RULE #4 – KEEP THINGS CLEAN AND TIDY. Tools like CCLeaner can help clear out all of those temp files and cookies that sites and advertisers can use to track you. They often help speed up your machine and stop unexpected crashes, too. It’s also a good idea to keep your system as tidy as possible, filing everything in a consistent and structured manner. That way, any unauthorised and unexpected changes that may be the sign of a hack will stick out.

RULE #5 – BE SAFE NOT SORRY. Those emails you get from a bank or Facebook or someone else that look perfectly legitimate but you are just not sure and just not expecting them…they are probably an attack. If you are not sure about something, it’s better to be cautious. Email the sender separately and see what reply you get. If it’s genuine, they’ll tell you. If it’s not, they probably won’t reply. (In fact, it probably didn’t even come from the reported sender, anyway).
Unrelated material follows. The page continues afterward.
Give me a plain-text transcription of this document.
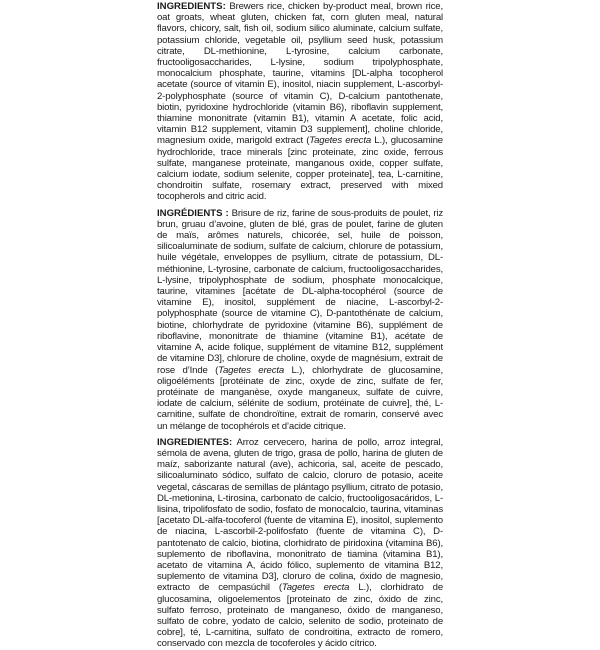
INGREDIENTS: Brewers rice, chicken by-product meal, brown rice, oat groats, wheat gluten, chicken fat, corn gluten meal, natural flavors, chicory, salt, fish oil, sodium silico aluminate, calcium sulfate, potassium chloride, vegetable oil, psyllium seed husk, potassium citrate, DL-methionine, L-tyrosine, calcium carbonate, fructooligosaccharides, L-lysine, sodium tripolyphosphate, monocalcium phosphate, taurine, vitamins [DL-alpha tocopherol acetate (source of vitamin E), inositol, niacin supplement, L-ascorbyl-2-polyphosphate (source of vitamin C), D-calcium pantothenate, biotin, pyridoxine hydrochloride (vitamin B6), riboflavin supplement, thiamine mononitrate (vitamin B1), vitamin A acetate, folic acid, vitamin B12 supplement, vitamin D3 supplement], choline chloride, magnesium oxide, marigold extract (Tagetes erecta L.), glucosamine hydrochloride, trace minerals [zinc proteinate, zinc oxide, ferrous sulfate, manganese proteinate, manganous oxide, copper sulfate, calcium iodate, sodium selenite, copper proteinate], tea, L-carnitine, chondroitin sulfate, rosemary extract, preserved with mixed tocopherols and citric acid.

INGRÉDIENTS : Brisure de riz, farine de sous-produits de poulet, riz brun, gruau d’avoine, gluten de blé, gras de poulet, farine de gluten de maïs, arômes naturels, chicorée, sel, huile de poisson, silicoaluminate de sodium, sulfate de calcium, chlorure de potassium, huile végétale, enveloppes de psyllium, citrate de potassium, DL-méthionine, L-tyrosine, carbonate de calcium, fructooligosaccharides, L-lysine, tripolyphosphate de sodium, phosphate monocalcique, taurine, vitamines [acétate de DL-alpha-tocophérol (source de vitamine E), inositol, supplément de niacine, L-ascorbyl-2-polyphosphate (source de vitamine C), D-pantothénate de calcium, biotine, chlorhydrate de pyridoxine (vitamine B6), supplément de riboflavine, mononitrate de thiamine (vitamine B1), acétate de vitamine A, acide folique, supplément de vitamine B12, supplément de vitamine D3], chlorure de choline, oxyde de magnésium, extrait de rose d’Inde (Tagetes erecta L.), chlorhydrate de glucosamine, oligoéléments [protéinate de zinc, oxyde de zinc, sulfate de fer, protéinate de manganèse, oxyde manganeux, sulfate de cuivre, iodate de calcium, sélénite de sodium, protéinate de cuivre], thé, L-carnitine, sulfate de chondroïtine, extrait de romarin, conservé avec un mélange de tocophérols et d’acide citrique.

INGREDIENTES: Arroz cervecero, harina de pollo, arroz integral, sémola de avena, gluten de trigo, grasa de pollo, harina de gluten de maíz, saborizante natural (ave), achicoria, sal, aceite de pescado, silicoaluminato sódico, sulfato de calcio, cloruro de potasio, aceite vegetal, cáscaras de semillas de plántago psyllium, citrato de potasio, DL-metionina, L-tirosina, carbonato de calcio, fructooligosacáridos, L-lisina, tripolifosfato de sodio, fosfato de monocalcio, taurina, vitaminas [acetato DL-alfa-tocoferol (fuente de vitamina E), inositol, suplemento de niacina, L-ascorbil-2-polifosfato (fuente de vitamina C), D-pantotenato de calcio, biotina, clorhidrato de piridoxina (vitamina B6), suplemento de riboflavina, mononitrato de tiamina (vitamina B1), acetato de vitamina A, ácido fólico, suplemento de vitamina B12, suplemento de vitamina D3], cloruro de colina, óxido de magnesio, extracto de cempasúchil (Tagetes erecta L.), clorhidrato de glucosamina, oligoelementos [proteinato de zinc, óxido de zinc, sulfato ferroso, proteinato de manganeso, óxido de manganeso, sulfato de cobre, yodato de calcio, selenito de sodio, proteinato de cobre], té, L-carnitina, sulfato de condroitina, extracto de romero, conservado con mezcla de tocoferoles y ácido cítrico.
One quick check – mouse over the link and look at the bottom of the window to see where that link wants to take you. If it’s not going to the correct site (a typical example is: instead of then it’s probably not real.

RULE #6 – TURN ON ALL SECURITY SETTINGS. Don’t log on as Administrator. That one is probably worth repeating. Don’t log on as Administrator! Seriously! Don’t! Also, don’t turn off UAC (User Access Control). If you have a firewall then use it. The same goes for Anti-Virus. The more hurdles you can put in the way the more unattractive you make your system to a potential hacker and all hackers have one big thing in common – they are lazy!

RULE #7 – WATCH WHAT AND WHERE YOU POST. This one is best explained with a story: John and Jane were going on holiday for a couple of weeks. A few months before they’d purchased a nice, big, new plasma TV and HiFi that they’d posted pictures of on Facebook to share with all of their friends…and their friends’ friends… They also posted on Facebook about how excited they were to be going away for two weeks to Italy for all of their friends and their friends’ friends to see. Remember the six degrees of Kevin Bacon? Well, all of your friends’ friends on Facebook will typically be a group of between a few hundred and a few thousand users…tens of thousands in some cases. Most of whom you will never know and never meet. What John and Jane didn’t realise was that by default the iPhone camera they’d taken the earlier pictures of their plasma TV, their HiFi, their house and garden with had GPS geotagging enabled.   It was tagging every picture with their exact location!  So, imagine their surprise when they returned from their holidays a couple of weeks later to find the TV, HiFi and all other goods of value gone, the house trashed, all food and drink eaten, beds slept in and left unmade, empty bottles, drinks cans, and cigarette butts strewn all around the place. Social networks and other online public access forums are great for keeping in touch, but they are also incredibly dangerous! Watch what you post…and watch what your kids post, too! Of course, there is plenty more you can do if you have the time and technical know-how, but these seven rules will help most people to be significantly safer online. Just remember – somebody is going to try to hack you. We see it hundreds of times a day. Just don’t make it easy for them!